In two weeks, the Maryland State Police must stop denying gun carry permits to applicants who don’t present a “good and substantial reason” for wearing a firearm, according to a federal court ruling handed down late Monday.
The ruling loosens restrictions governing gun possession on the state’s streets and is expected to significantly widen the pool of people carrying firearms.
U.S. District Court Judge Benson E. Legg struck down the “good and substantial” requirement as unconstitutional in a March ruling, but temporarily delayed implementation of his decision to consider whether it should be stayed for a longer period pending an appeal by the state’s attorney general’s office.
But in an eight-page memorandum signed Monday, Legg determined that there was no basis for a stay and issued an order dissolving the temporary delay effective 14 days later.
A spokesman for the Maryland attorney general’s office declined to comment on the ruling Tuesday afternoon, and an attorney for the plaintiff in the case, Raymond Woollard, could not immediately be reached.
Woollard, who lives in Baltimore County, filed a lawsuit in U.S. District Court after he was denied a renewal for his gun-carry permit. Woollard received his first permit in 2003, after his son-in-law broke into his home one Christmas Eve and terrorized the family, according to court records.

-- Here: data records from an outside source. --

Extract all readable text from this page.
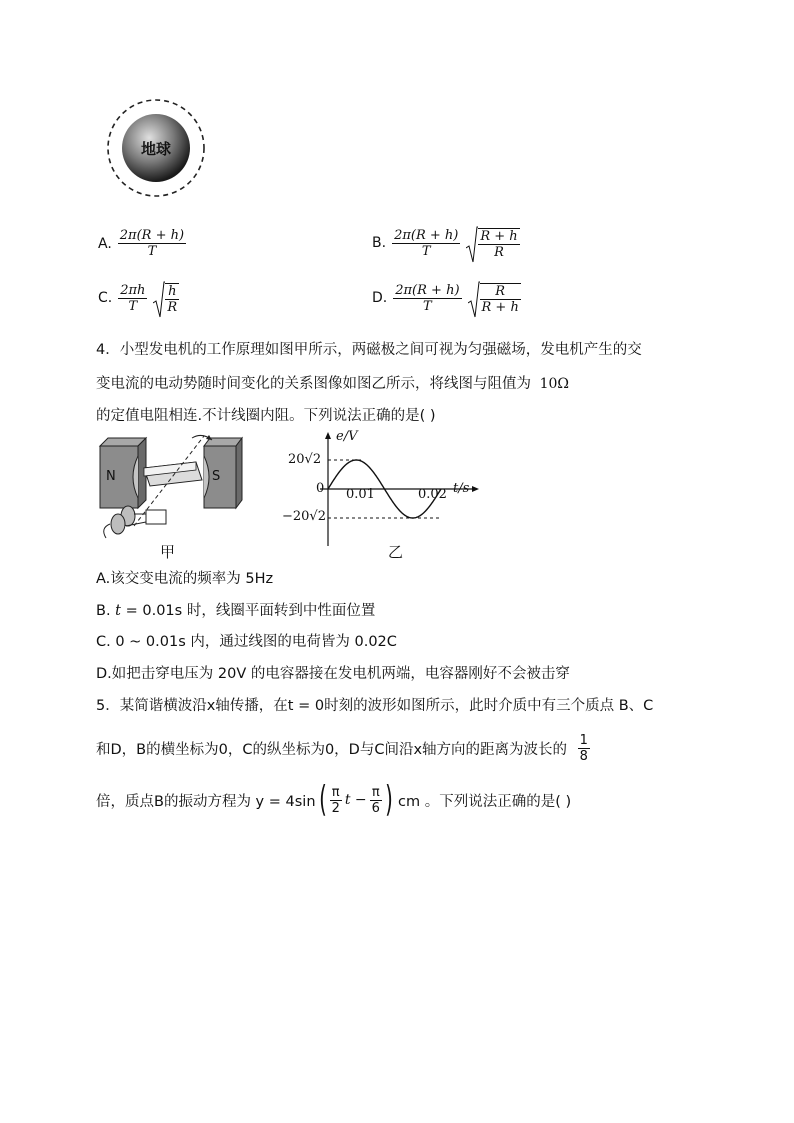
地球
A. $\frac{2\pi(R + h)}{T}$	B. $\frac{2\pi(R + h)}{T} \frac{R + h}{R}$
C. $\frac{2\pi h}{T} \frac{h}{R}$	D. $\frac{2\pi(R + h)}{T} \frac{R}{R + h}$
4．小型发电机的工作原理如图甲所示，两磁极之间可视为匀强磁场，发电机产生的交
变电流的电动势随时间变化的关系图像如图乙所示，将线图与阻值为 10Ω
的定值电阻相连.不计线圈内阻。下列说法正确的是( )
N	S
甲
e/V
t/s
20√2
−20√2
0 0.01	0.02
乙
A.该交变电流的频率为 5Hz
B. t = 0.01s 时，线圈平面转到中性面位置
C. 0 ~ 0.01s 内，通过线图的电荷皆为 0.02C
D.如把击穿电压为 20V 的电容器接在发电机两端，电容器刚好不会被击穿
5．某简谐横波沿x轴传播，在t = 0时刻的波形如图所示，此时介质中有三个质点 B、C
和D，B的横坐标为0，C的纵坐标为0，D与C间沿x轴方向的距离为波长的 $\frac{1}{8}$
倍，质点B的振动方程为 y = 4sin ( $\frac{\pi}{2}$ $t - \frac{\pi}{6}$ ) cm 。下列说法正确的是( )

It was renewed in 2006, but denied three years later, because Woollard couldn't show a continuing threat.
Woollard’s lawsuit claimed the rejection was unconstitutional, and Legg ruled in his favor, finding found that Maryland's “good and substantial reason” requirement had no purpose other than to limit the number of guns on the street and that it “impermissibly infringes the right to keep and bear arms” as guaranteed by the Second Amendment.
“A citizen may not be required to offer a 'good and substantial reason' why he should be permitted to exercise his rights,” Legg wrote. “The right's existence is all the reason he needs.”
Before the ruling, Maryland was among a handful of states that follow a “may issue” policy for gun-carry permits, leaving the distribution of such licenses up to the discretion of local authorities after basic criteria are met.
In addition to proving that they weren't dangerous felons or addicts, Maryland applicants were required to show that they had a “good and substantial reason” for carrying a gun, and it was up to the superintendent of Maryland's state police to determine if an applicant's rationale passed muster.
Last year, the state police received 5,216 applications for carry permits, and denied about 5 percent of them, most -- 179 out of 251 -- because officials rejected the “good and substantial” reasoning, according to a spokesman.
The federal decision struck down that requirement and effectively shifted Maryland to a “shall issue” policy, like a majority of states, which automatically issue gun-carry permits once basic safety conditions are met.